We are using Ruby and the AWS SDK to invoke a AWS Lambda synchronously. The time it take for the Lambda to complete is "usually" no more than 7 minutes.

The timeout defined in the AWS console for our Lambda is 600 seconds (10 minutes)
The configuration we have AWS Lambda client object is :

{
  http_read_timeout: 600,
  max_attempts: 1,
  retry_limit: 0
}

We have a requirement that we need to invoke this Lambda multiple times in threads. Each thread would use a different AWS Lambda Client object (but with the same above configuration) and a different event payload passed into it upon invocation. Our program waits for all the thread(s) doing the invocation to complete.

Locally, from our computers this works very reliably. However, when our program is run within ECS then we get NET::Timeout TCP socket errors. The Lambda will invoke X times. The code in the Lambda will succeed. But the AWS Lambda client in the thread(s) doing the invocation – reach the 600 timeout without receiving the response from the Lambda and fail with the NET::Timeout TCP error.

We could change our design such that:

  • Invoke the Lambda asynchronously N times.
  • Each invocation then publish the result in the form of an AWS SNS topic.
  • An AWS SQS queue is subscribed to the topic and the incoming messages go onto the queue
  • Our program then polls the SQS queue, retrieving the messages and completing the feedback loop.

But that is not a trivial re-design and refactor.

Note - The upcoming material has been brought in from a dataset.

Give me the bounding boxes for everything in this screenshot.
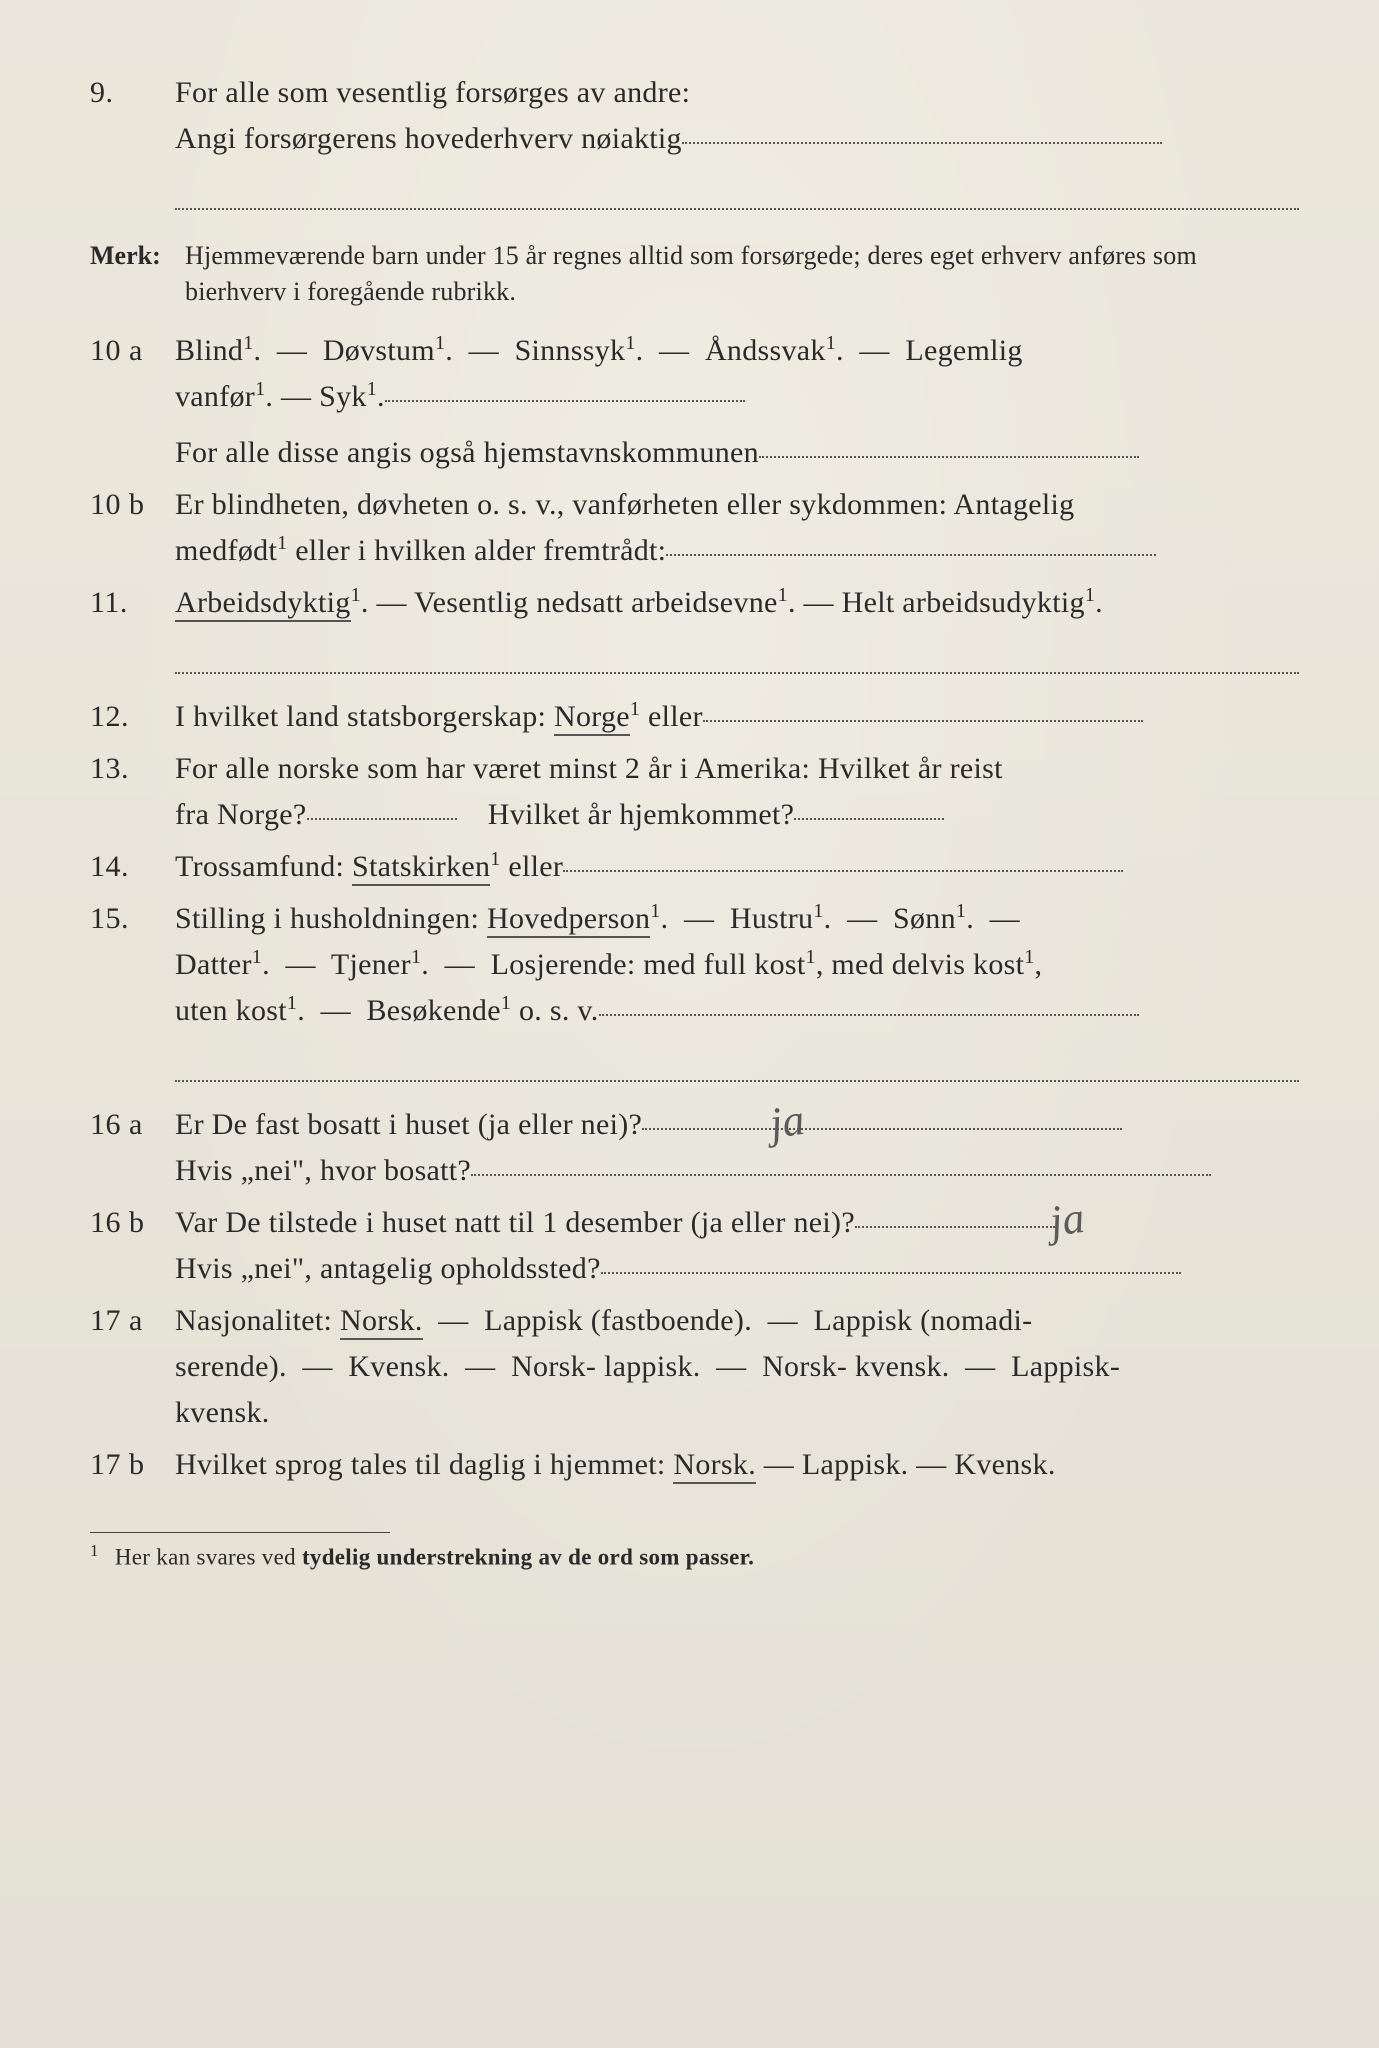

Possibly a 6 days work of dev/test – which we don’t have.

But I would be v.grateful to anyone whom has any valuable insight into this problem. Be good to have a dialogue and share some ideas.

Thank you kindly guys!

  • Our approach and program works reliably locally from our computers.
  • The problem is reproduced when our program is run as a micro service in ECS.
  • I intend to test this locally in Docker container and see what happens. I wonder if this related to a limitation of sockets available within a Docker container ?

2

Answers


  1. Chosen as BEST ANSWER

    We think we cracked this. Hopefully, if anyone has a similar problem, hopefully this will help them out.

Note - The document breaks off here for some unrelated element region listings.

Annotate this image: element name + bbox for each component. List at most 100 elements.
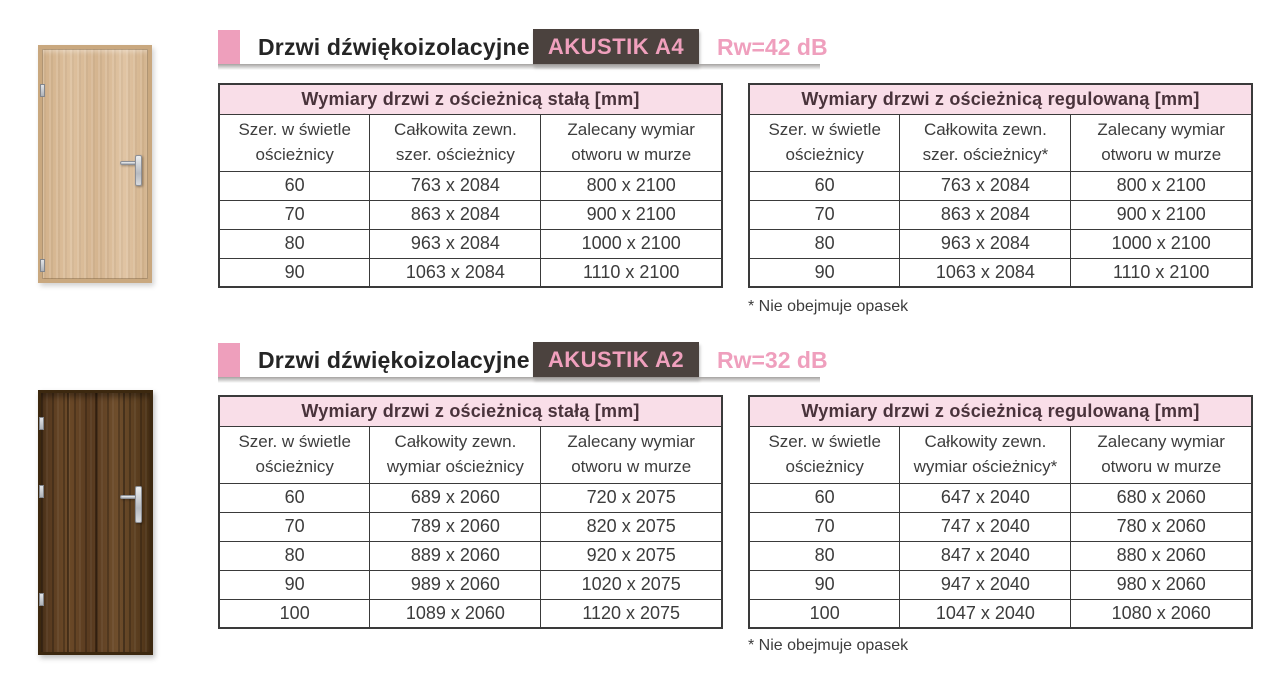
column-header: Zalecany wymiar otworu w murze <box>540 113 723 172</box>
column-header: Całkowity zewn. wymiar ościeżnicy <box>369 425 542 484</box>
section-header-a2: Drzwi dźwiękoizolacyjne AKUSTIK A2 Rw=32… <box>218 342 828 383</box>
table-cell: 80 <box>748 540 901 571</box>
table-a4-fixed-frame: Wymiary drzwi z ościeżnicą stałą [mm] Sz… <box>218 83 723 288</box>
table-cell: 763 x 2084 <box>899 170 1072 201</box>
table-cell: 70 <box>218 511 371 542</box>
table-row: 70 789 x 2060 820 x 2075 <box>218 511 723 542</box>
table-cell: 60 <box>218 170 371 201</box>
table-cell: 820 x 2075 <box>540 511 723 542</box>
table-cell: 1047 x 2040 <box>899 598 1072 629</box>
table-cell: 689 x 2060 <box>369 482 542 513</box>
section-header-a4: Drzwi dźwiękoizolacyjne AKUSTIK A4 Rw=42… <box>218 29 828 70</box>
column-header: Szer. w świetle ościeżnicy <box>748 113 901 172</box>
table-row: 70 863 x 2084 900 x 2100 <box>218 199 723 230</box>
table-cell: 60 <box>748 170 901 201</box>
column-header: Zalecany wymiar otworu w murze <box>1070 113 1253 172</box>
dark-wood-door-image <box>38 390 153 655</box>
column-header: Całkowita zewn. szer. ościeżnicy <box>369 113 542 172</box>
column-header: Całkowity zewn. wymiar ościeżnicy* <box>899 425 1072 484</box>
table-cell: 70 <box>218 199 371 230</box>
table-cell: 60 <box>748 482 901 513</box>
section-title: Drzwi dźwiękoizolacyjne <box>258 34 530 60</box>
table-cell: 889 x 2060 <box>369 540 542 571</box>
table-row: 80 963 x 2084 1000 x 2100 <box>748 228 1253 259</box>
door-hinge-icon <box>40 84 45 97</box>
table-row: 90 1063 x 2084 1110 x 2100 <box>218 257 723 288</box>
door-hinge-icon <box>40 259 45 272</box>
table-body: 60 689 x 2060 720 x 2075 70 789 x 2060 820 x … <box>218 482 723 629</box>
table-cell: 90 <box>748 257 901 288</box>
table-cell: 90 <box>748 569 901 600</box>
acoustic-rating: Rw=42 dB <box>717 34 828 60</box>
table-a4-adjustable-frame: Wymiary drzwi z ościeżnicą regulowaną [m… <box>748 83 1253 288</box>
footnote-a2: * Nie obejmuje opasek <box>748 637 909 654</box>
column-header: Szer. w świetle ościeżnicy <box>218 425 371 484</box>
table-cell: 980 x 2060 <box>1070 569 1253 600</box>
table-row: 90 1063 x 2084 1110 x 2100 <box>748 257 1253 288</box>
table-body: 60 763 x 2084 800 x 2100 70 863 x 2084 900 x … <box>218 170 723 288</box>
table-cell: 863 x 2084 <box>369 199 542 230</box>
light-wood-door-image <box>38 45 152 283</box>
table-cell: 763 x 2084 <box>369 170 542 201</box>
section-title: Drzwi dźwiękoizolacyjne <box>258 347 530 373</box>
table-cell: 1020 x 2075 <box>540 569 723 600</box>
table-cell: 80 <box>218 228 371 259</box>
door-lock-plate-icon <box>135 155 142 186</box>
table-cell: 880 x 2060 <box>1070 540 1253 571</box>
acoustic-rating: Rw=32 dB <box>717 347 828 373</box>
table-cell: 1063 x 2084 <box>899 257 1072 288</box>
table-title: Wymiary drzwi z ościeżnicą regulowaną [m… <box>748 83 1253 115</box>
table-cell: 780 x 2060 <box>1070 511 1253 542</box>
door-lock-plate-icon <box>135 486 142 523</box>
table-cell: 1000 x 2100 <box>1070 228 1253 259</box>
column-header: Szer. w świetle ościeżnicy <box>748 425 901 484</box>
table-cell: 800 x 2100 <box>540 170 723 201</box>
door-hinge-icon <box>39 593 44 606</box>
table-a2-fixed-frame: Wymiary drzwi z ościeżnicą stałą [mm] Sz… <box>218 395 723 629</box>
column-header-row: Szer. w świetle ościeżnicy Całkowita zewn… <box>748 113 1253 172</box>
table-cell: 60 <box>218 482 371 513</box>
table-cell: 647 x 2040 <box>899 482 1072 513</box>
table-cell: 80 <box>748 228 901 259</box>
table-cell: 963 x 2084 <box>899 228 1072 259</box>
door-hinge-icon <box>39 417 44 430</box>
pink-accent-square <box>218 343 240 377</box>
column-header-row: Szer. w świetle ościeżnicy Całkowita zewn… <box>218 113 723 172</box>
table-row: 80 889 x 2060 920 x 2075 <box>218 540 723 571</box>
product-badge: AKUSTIK A4 <box>533 29 699 65</box>
table-row: 70 863 x 2084 900 x 2100 <box>748 199 1253 230</box>
table-row: 60 647 x 2040 680 x 2060 <box>748 482 1253 513</box>
table-row: 90 989 x 2060 1020 x 2075 <box>218 569 723 600</box>
column-header: Szer. w świetle ościeżnicy <box>218 113 371 172</box>
table-cell: 1089 x 2060 <box>369 598 542 629</box>
table-cell: 720 x 2075 <box>540 482 723 513</box>
table-cell: 70 <box>748 199 901 230</box>
table-cell: 900 x 2100 <box>540 199 723 230</box>
table-row: 100 1089 x 2060 1120 x 2075 <box>218 598 723 629</box>
column-header: Zalecany wymiar otworu w murze <box>1070 425 1253 484</box>
footnote-a4: * Nie obejmuje opasek <box>748 298 909 315</box>
table-cell: 80 <box>218 540 371 571</box>
table-body: 60 647 x 2040 680 x 2060 70 747 x 2040 780 x … <box>748 482 1253 629</box>
column-header-row: Szer. w świetle ościeżnicy Całkowity zewn… <box>748 425 1253 484</box>
table-cell: 100 <box>218 598 371 629</box>
table-title: Wymiary drzwi z ościeżnicą regulowaną [m… <box>748 395 1253 427</box>
table-cell: 900 x 2100 <box>1070 199 1253 230</box>
table-cell: 100 <box>748 598 901 629</box>
table-cell: 1063 x 2084 <box>369 257 542 288</box>
door-hinge-icon <box>39 485 44 498</box>
table-cell: 847 x 2040 <box>899 540 1072 571</box>
table-a2-adjustable-frame: Wymiary drzwi z ościeżnicą regulowaną [m… <box>748 395 1253 629</box>
column-header: Całkowita zewn. szer. ościeżnicy* <box>899 113 1072 172</box>
table-cell: 863 x 2084 <box>899 199 1072 230</box>
table-row: 80 963 x 2084 1000 x 2100 <box>218 228 723 259</box>
table-cell: 800 x 2100 <box>1070 170 1253 201</box>
pink-accent-square <box>218 30 240 64</box>
table-row: 60 763 x 2084 800 x 2100 <box>748 170 1253 201</box>
table-cell: 70 <box>748 511 901 542</box>
table-cell: 680 x 2060 <box>1070 482 1253 513</box>
table-cell: 1110 x 2100 <box>1070 257 1253 288</box>
table-cell: 920 x 2075 <box>540 540 723 571</box>
table-cell: 1110 x 2100 <box>540 257 723 288</box>
table-cell: 1120 x 2075 <box>540 598 723 629</box>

    The problem was client side. Specifically in the alpine docker container OS. We needed to

    a). Set the tcp_keepalive_time = 300

    https://tldp.org/HOWTO/TCP-Keepalive-HOWTO/usingkeepalive.html

    b). Set the tcp_syn_retries = 8

    https://man7.org/linux/man-pages/man7/tcp.7.html http://willbryant.net/overriding_the_default_linux_kernel_20_second_tcp_socket_connect_timeout

    We found that our program in the ECS container was successfully sending an API call to the AWS Lambda API. The Lambda API received it, triggered the Lambda. But socket on the client-side (our ECS container) was being closed. However, our app - was completely unaware of this.

    We also had to monkey patch the Net::HTTP as described in Increase connect(2) timeout in RestClient / Net::HTTP on AWS Linux


  2. Locally, from our computers this works very reliably. However, when our program is run within ECS then we get NET::Timeout TCP socket errors. The Lambda will invoke X times.

    If it still is able to invoke the Lambda function from ECS but it times out perhaps something somewhere in the networking between them is timing it out, something with ECS, load balancer, proxy, something like that? May be worth investigating.

    Tough to know without all the details but in general I would probably go for an async design as it will be able to scale and handle failures better. Instead of calling the Lambda function async directly, your threads could push messages to an SQS queue which the Lambda function reads from.